23 juin Fabrégoules Mai-Juin 68 (GL, BR, Micheline Abours (MA)

22 septembre : Martigues Mai-Juin 68 (GL  BR)
24 Septembre : Médiathèque d’Aix : Mai-Juin 68 conférence débat UP (GL, BR et MNH)

11 Octobre : CCFD réunion SNES : présentation livre PROMÉMO Mai-Juin 68 (GL, BR et MNH)
16 Octobre : Radio Zinzine Grande Guerre et pacifisme (GL, BR et MNH)
20 octobre Circuit Louise Michel par les Amis de la Commune.
30 octobre Septèmes Mediathèque 14-18 (GL BR)

6 Novembre : Médiathèque de Gardanne Chansons de la Grande Guerre (GL et MNH)
9-10-11 Grande Guerre  14-18 en chansons ; dans 6 villages du le bassin minier. (GL)
12 novembre, Aix-Médiathèque. Pacifismes et Mvt ouvrier ds la GG (MNH GL).
15 novembre, Vence, lycée et médiathèque "pacifismes et Union sacrée  ds la GG" (GL).
17 novembre Carré des écrivains (GL MNH BR)
24 novembre Table ronde Centenaire de la GG  aux AD 13 (GL BR)
26 Novembre : La CIOTAT UP Chansons de la Grande Guerre (GL, BR et MNH).

5 décembre Paris Journée Maitron (GL BR).
11 décembre CE Cheminots Enregistrement pour film sur les cheminots en mai 68 (BR).

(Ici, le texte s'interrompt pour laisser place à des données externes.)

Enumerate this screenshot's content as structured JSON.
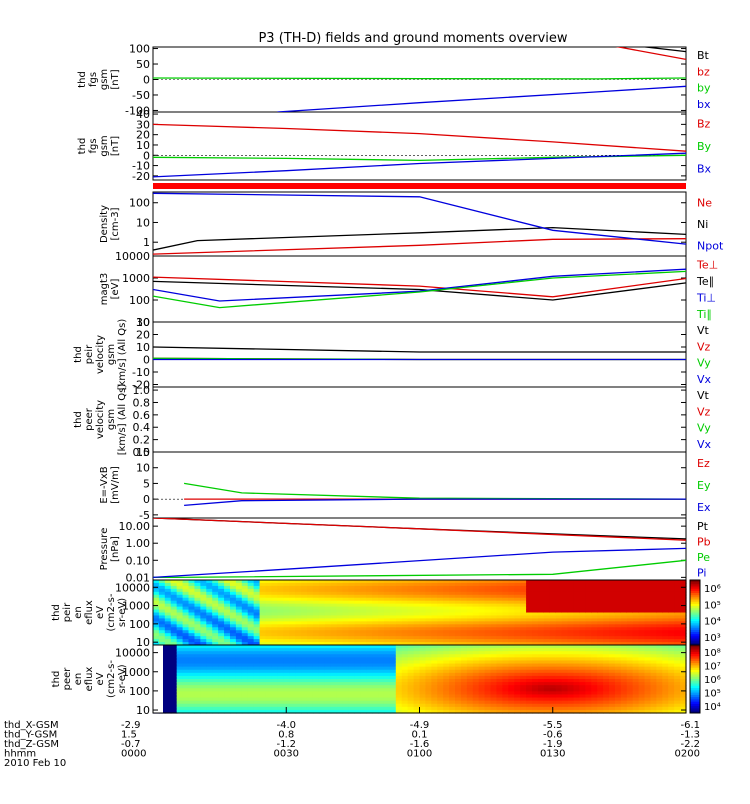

11 janvier Gyptis film Les révoltés. (BR).

                                                                                                                                                               
*Ajouter les rencontres et interventions dans les établissements scolaires autour du projet de l'Organon  théâtre qui est bâti autour de la Commune de Marseille et du quartier de la Belle de mai pendant cet événement. Bernard et Gérard).